旅・観察

チュニジアのパンとカゴ

チュニジアの食事にはパンは欠かせない。たいていの安レストランでは、店に入ると、頼まずともパンが入ったカゴが出てくる。中にはバゲットが切ってある。

これはあらゆる食事にデフォルトでついてくる。しかも食べ放題だ。それはいいのだが、気になることもないではない。

まず、カゴの中に入っているパンがいつ切られたのかわからない。見えるところで切っていることもあるが、店の奥で切っている場合もあるし、もしかしたら、前の客に出されたカゴに減った分だけパン切れを追加したものかもしれない。

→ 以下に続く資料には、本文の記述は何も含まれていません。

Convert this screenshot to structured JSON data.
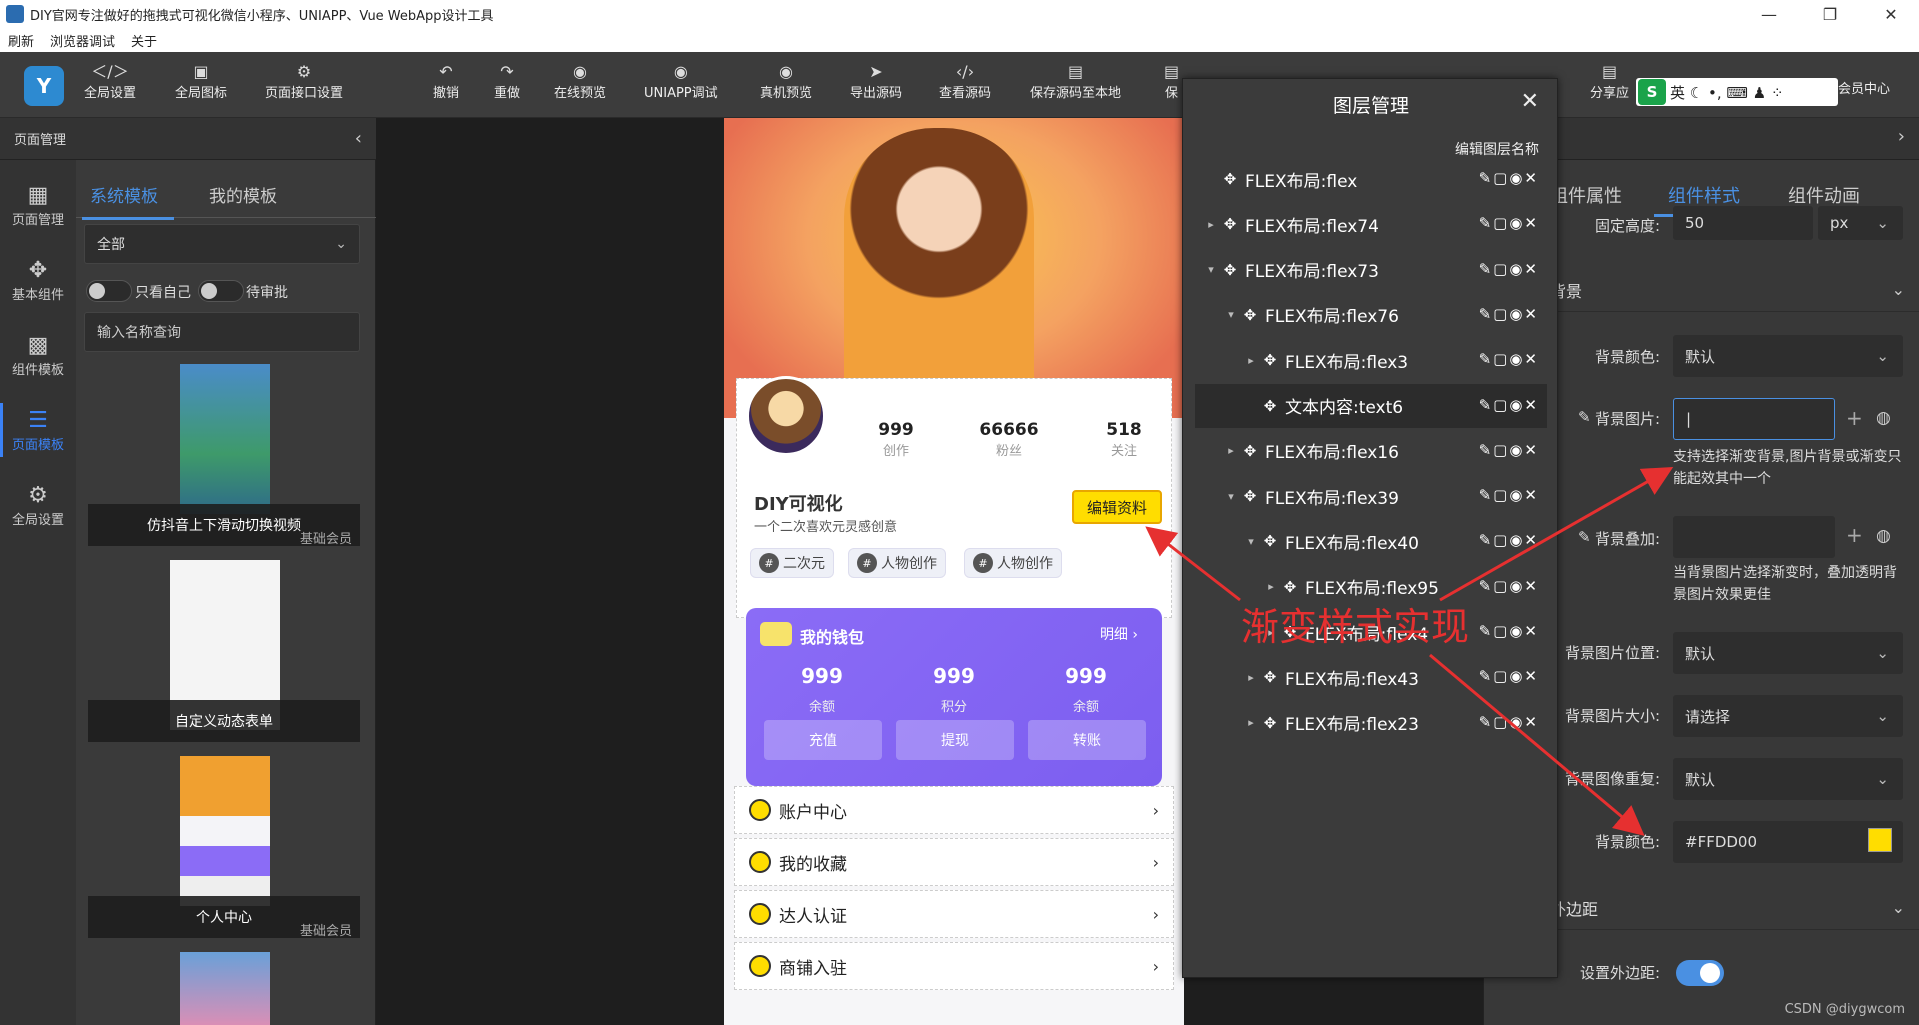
{
  "window": {
    "title": "DIY官网专注做好的拖拽式可视化微信小程序、UNIAPP、Vue WebApp设计工具",
    "controls": [
      "—",
      "❐",
      "✕"
    ]
  },
  "menubar": [
    "刷新",
    "浏览器调试",
    "关于"
  ],
  "toolbar": {
    "items": [
      "全局设置",
      "全局图标",
      "页面接口设置",
      "撤销",
      "重做",
      "在线预览",
      "UNIAPP调试",
      "真机预览",
      "导出源码",
      "查看源码",
      "保存源码至本地",
      "保",
      "分享应",
      "会员中心"
    ],
    "icons": [
      "＜/＞",
      "▣",
      "⚙",
      "↶",
      "↷",
      "◉",
      "◉",
      "◉",
      "➤",
      "‹/›",
      "▤",
      "▤"
    ]
  },
  "ime": {
    "badge": "S",
    "text": "英 ☾ •, ⌨ ♟ ⁘"
  },
  "left_panel": {
    "header": "页面管理",
    "nav": [
      {
        "label": "页面管理",
        "icon": "▦"
      },
      {
        "label": "基本组件",
        "icon": "✥"
      },
      {
        "label": "组件模板",
        "icon": "▩"
      },
      {
        "label": "页面模板",
        "icon": "☰"
      },
      {
        "label": "全局设置",
        "icon": "⚙"
      }
    ],
    "tabs": [
      "系统模板",
      "我的模板"
    ],
    "filter_select": "全部",
    "toggle_self": "只看自己",
    "toggle_review": "待审批",
    "search_placeholder": "输入名称查询",
    "templates": [
      {
        "name": "仿抖音上下滑动切换视频",
        "badge": "基础会员"
      },
      {
        "name": "自定义动态表单",
        "badge": ""
      },
      {
        "name": "个人中心",
        "badge": "基础会员"
      }
    ]
  },
  "phone": {
    "stats": [
      {
        "value": "999",
        "label": "创作"
      },
      {
        "value": "66666",
        "label": "粉丝"
      },
      {
        "value": "518",
        "label": "关注"
      }
    ],
    "nickname": "DIY可视化",
    "motto": "一个二次喜欢元灵感创意",
    "edit_button": "编辑资料",
    "chips": [
      "二次元",
      "人物创作",
      "人物创作"
    ],
    "wallet": {
      "title": "我的钱包",
      "detail": "明细 ›",
      "items": [
        {
          "value": "999",
          "label": "余额",
          "button": "充值"
        },
        {
          "value": "999",
          "label": "积分",
          "button": "提现"
        },
        {
          "value": "999",
          "label": "余额",
          "button": "转账"
        }
      ]
    },
    "menu": [
      "账户中心",
      "我的收藏",
      "达人认证",
      "商铺入驻"
    ]
  },
  "layer_panel": {
    "title": "图层管理",
    "subtitle": "编辑图层名称",
    "layers": [
      {
        "name": "FLEX布局:flex",
        "arrow": "",
        "depth": 0
      },
      {
        "name": "FLEX布局:flex74",
        "arrow": "▸",
        "depth": 0
      },
      {
        "name": "FLEX布局:flex73",
        "arrow": "▾",
        "depth": 0
      },
      {
        "name": "FLEX布局:flex76",
        "arrow": "▾",
        "depth": 1
      },
      {
        "name": "FLEX布局:flex3",
        "arrow": "▸",
        "depth": 2
      },
      {
        "name": "文本内容:text6",
        "arrow": "",
        "depth": 2,
        "selected": true
      },
      {
        "name": "FLEX布局:flex16",
        "arrow": "▸",
        "depth": 1
      },
      {
        "name": "FLEX布局:flex39",
        "arrow": "▾",
        "depth": 1
      },
      {
        "name": "FLEX布局:flex40",
        "arrow": "▾",
        "depth": 2
      },
      {
        "name": "FLEX布局:flex95",
        "arrow": "▸",
        "depth": 3
      },
      {
        "name": "FLEX布局:flex4",
        "arrow": "▸",
        "depth": 3
      },
      {
        "name": "FLEX布局:flex43",
        "arrow": "▸",
        "depth": 2
      },
      {
        "name": "FLEX布局:flex23",
        "arrow": "▸",
        "depth": 2
      }
    ],
    "actions": "✎▢◉✕"
  },
  "right_panel": {
    "tabs": [
      "组件属性",
      "组件样式",
      "组件动画"
    ],
    "fixed_height_label": "固定高度:",
    "fixed_height_value": "50",
    "fixed_height_unit": "px",
    "section_bg": "背景",
    "bg_color_label": "背景颜色:",
    "bg_color_value": "默认",
    "bg_image_label": "背景图片:",
    "bg_image_value": "|",
    "bg_image_note": "支持选择渐变背景,图片背景或渐变只能起效其中一个",
    "bg_overlay_label": "背景叠加:",
    "bg_overlay_note": "当背景图片选择渐变时，叠加透明背景图片效果更佳",
    "bg_pos_label": "背景图片位置:",
    "bg_pos_value": "默认",
    "bg_size_label": "背景图片大小:",
    "bg_size_value": "请选择",
    "bg_repeat_label": "背景图像重复:",
    "bg_repeat_value": "默认",
    "bg_color2_label": "背景颜色:",
    "bg_color2_value": "#FFDD00",
    "section_margin": "外边距",
    "margin_toggle_label": "设置外边距:"
  },
  "annotation": "渐变样式实现",
  "watermark": "CSDN @diygwcom",
  "colors": {
    "accent": "#4a90e2",
    "highlight": "#FFDD00",
    "annotation": "#e63030",
    "wallet": "#7c5ef0"
  }
}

それに、店によっては、カゴがテーブルに置いたままになっていることもある。そのカゴはいつからそこにあったものだろうか? そして、何人の客がそこからパンを取ったものだろうか?

さらに、カゴの問題もある。このカゴはいつから使われているのだろうか。底にあるパンくずはいつからそこにあるのだろうか? 考え出すとキリがない。

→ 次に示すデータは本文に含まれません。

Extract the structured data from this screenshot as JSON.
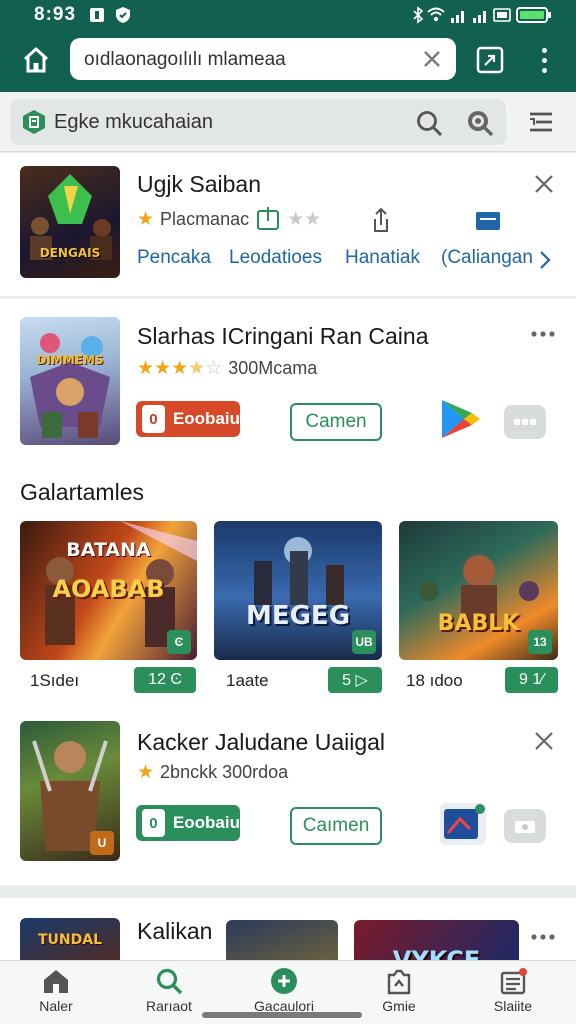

しかし、実際のところ、私はそれほど気にしていない。なぜなら、チュニジア人は一般にパンにすごくうるさいから。誰に聞いても「昔に比べてパンはまずくなった」という。これは、パンのことをいつも真剣に考えていないと出ない言葉だ。そうした人々が、パンを粗末に扱うことはないし、パンに求める水準も高い。だから、周りのチュニジア人が普通に提供し、普通に食べているのであれば、食べられるのだ。

蝿が止まっていても、手で払うだけだ。